In the IPVS implementation, an extra condition was introduced in the least-connection scheduling to check if a server is available or not, because a server may be taken out of service for either masking server failure or system maintenance. The server weight zero indicates that this server is not available. The formal procedure of round-robin scheduling is as follows:

Supposing that there is a server set S = {S0, S1, ..., Sn-1},
W(Si) is the weight of server Si,
C(Si) is the current connection number of server Si,

for (m = 0; m < n; m++) {
    if (W(Sm) > 0) {
        for (i = m+1; i < n; i++) {
            if (W(Si) <= 0)
            if (C(Si) < C(Sm))
                m = i;
        return Sm;
return NULL;

For a IPVS cluster that has a collection of servers with similar performance, least-connection scheduling is good to smooth distribution when the load of requests vary a lot. The load balancer will direct requests to the real server with the fewest connections.
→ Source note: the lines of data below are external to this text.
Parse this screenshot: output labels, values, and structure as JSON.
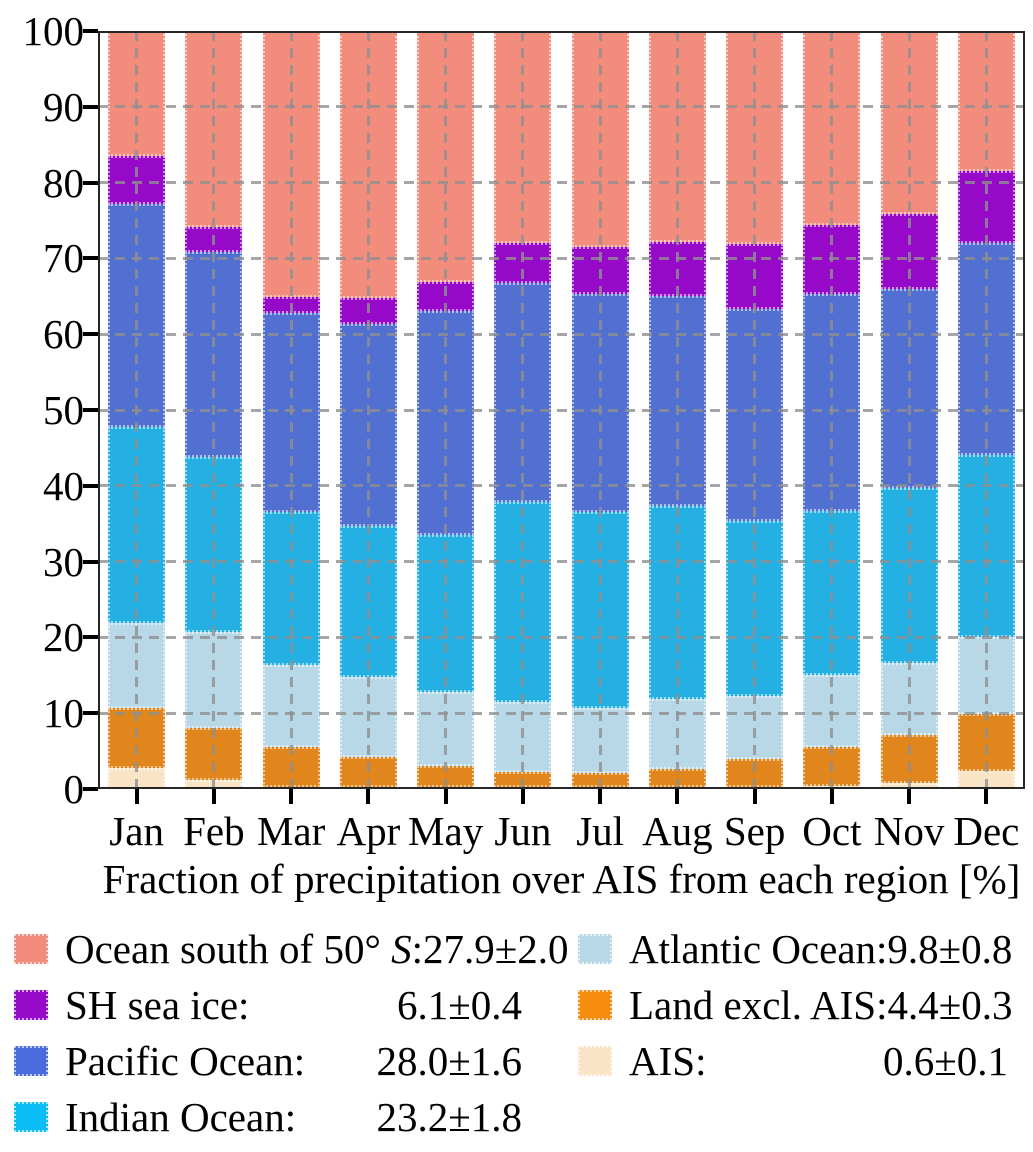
{
  "figure": {
    "xlabel": "Fraction of precipitation over AIS from each region [%]"
  },
  "chart_data": {
    "type": "bar",
    "stacked": true,
    "title": "",
    "xlabel": "Fraction of precipitation over AIS from each region [%]",
    "ylabel": "",
    "ylim": [
      0,
      100
    ],
    "yticks": [
      0,
      10,
      20,
      30,
      40,
      50,
      60,
      70,
      80,
      90,
      100
    ],
    "grid": "dashed gray, horizontal every 10 and vertical at each bar center, drawn above bars",
    "legend_position": "below chart, two columns",
    "categories": [
      "Jan",
      "Feb",
      "Mar",
      "Apr",
      "May",
      "Jun",
      "Jul",
      "Aug",
      "Sep",
      "Oct",
      "Nov",
      "Dec"
    ],
    "series": [
      {
        "name": "AIS",
        "color": "#FAE4C6",
        "annual_mean": "0.6±0.1",
        "values": [
          2.8,
          1.2,
          0.3,
          0.3,
          0.3,
          0.3,
          0.3,
          0.3,
          0.3,
          0.4,
          0.8,
          2.4
        ]
      },
      {
        "name": "Land excl. AIS",
        "color": "#E0861C",
        "annual_mean": "4.4±0.3",
        "values": [
          7.9,
          6.9,
          5.3,
          3.9,
          2.7,
          1.9,
          1.8,
          2.3,
          3.6,
          5.1,
          6.3,
          7.5
        ]
      },
      {
        "name": "Atlantic Ocean",
        "color": "#B8D8E7",
        "annual_mean": "9.8±0.8",
        "values": [
          11.2,
          12.6,
          10.7,
          10.6,
          9.8,
          9.3,
          8.6,
          9.3,
          8.4,
          9.5,
          9.5,
          10.1
        ]
      },
      {
        "name": "Indian Ocean",
        "color": "#24B0E2",
        "annual_mean": "23.2±1.8",
        "values": [
          25.9,
          23.1,
          20.3,
          19.9,
          20.7,
          26.4,
          25.9,
          25.4,
          23.0,
          21.7,
          23.1,
          24.1
        ]
      },
      {
        "name": "Pacific Ocean",
        "color": "#5170D2",
        "annual_mean": "28.0±1.6",
        "values": [
          29.4,
          27.0,
          26.2,
          26.7,
          29.5,
          28.9,
          28.7,
          27.7,
          28.0,
          28.6,
          26.3,
          27.9
        ]
      },
      {
        "name": "SH sea ice",
        "color": "#9609C9",
        "annual_mean": "6.1±0.4",
        "values": [
          6.3,
          3.4,
          2.1,
          3.4,
          3.9,
          5.2,
          6.2,
          7.1,
          8.6,
          9.1,
          9.9,
          9.5
        ]
      },
      {
        "name": "Ocean south of 50° S",
        "color": "#F28C7D",
        "annual_mean": "27.9±2.0",
        "values": [
          16.5,
          25.8,
          35.1,
          35.2,
          33.1,
          28.0,
          28.5,
          27.9,
          28.1,
          25.6,
          24.1,
          18.5
        ]
      }
    ]
  },
  "legend": {
    "columns": [
      {
        "entries": [
          {
            "pre": "Ocean south of 50° ",
            "it": "S",
            "post": ":",
            "value": "27.9±2.0",
            "color": "#F28C7D"
          },
          {
            "pre": "SH sea ice:",
            "it": "",
            "post": "",
            "value": "6.1±0.4",
            "color": "#9609C9"
          },
          {
            "pre": "Pacific Ocean:",
            "it": "",
            "post": "",
            "value": "28.0±1.6",
            "color": "#4A6BDC"
          },
          {
            "pre": "Indian Ocean:",
            "it": "",
            "post": "",
            "value": "23.2±1.8",
            "color": "#0ABDF7"
          }
        ]
      },
      {
        "entries": [
          {
            "pre": "Atlantic Ocean:",
            "it": "",
            "post": "",
            "value": "9.8±0.8",
            "color": "#B8D8E7"
          },
          {
            "pre": "Land excl. AIS:",
            "it": "",
            "post": "",
            "value": "4.4±0.3",
            "color": "#F68D10"
          },
          {
            "pre": "AIS:",
            "it": "",
            "post": "",
            "value": "0.6±0.1",
            "color": "#FAE4C6"
          }
        ]
      }
    ]
  }
}
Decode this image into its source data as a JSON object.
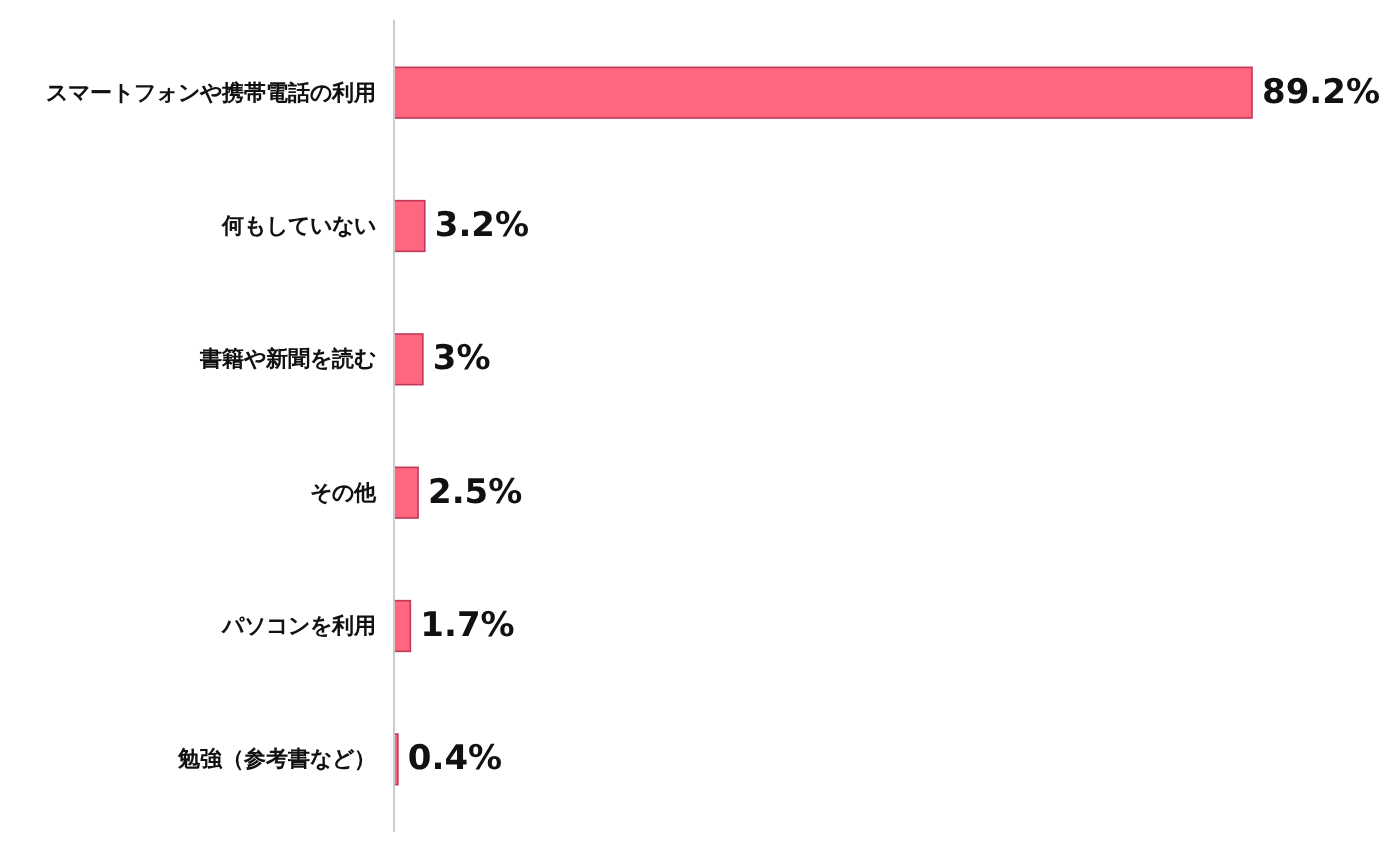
{
  "chart_data": {
    "type": "bar",
    "orientation": "horizontal",
    "categories": [
      "スマートフォンや携帯電話の利用",
      "何もしていない",
      "書籍や新聞を読む",
      "その他",
      "パソコンを利用",
      "勉強（参考書など）"
    ],
    "values": [
      89.2,
      3.2,
      3,
      2.5,
      1.7,
      0.4
    ],
    "color": "#ff6680",
    "value_labels": [
      "89.2%",
      "3.2%",
      "3%",
      "2.5%",
      "1.7%",
      "0.4%"
    ]
  }
}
At a first glance it might seem that least-connection scheduling can also perform well even when there are servers of various processing capacities, because the faster server will get more network connections. In fact, it cannot perform very well because of the TCP's TIME_WAIT state. The TCP's TIME_WAIT is usually 2 minutes, during this 2 minutes a busy web site often receives thousands of connections, for example, the server A is twice as powerful as the server B, the server A is processing thousands of requests and keeping them in the TCP's TIME_WAIT state, but server B is crawling to get its thousands of connections finished. So, the least-connection scheduling cannot get load well balanced among servers with various processing capacities.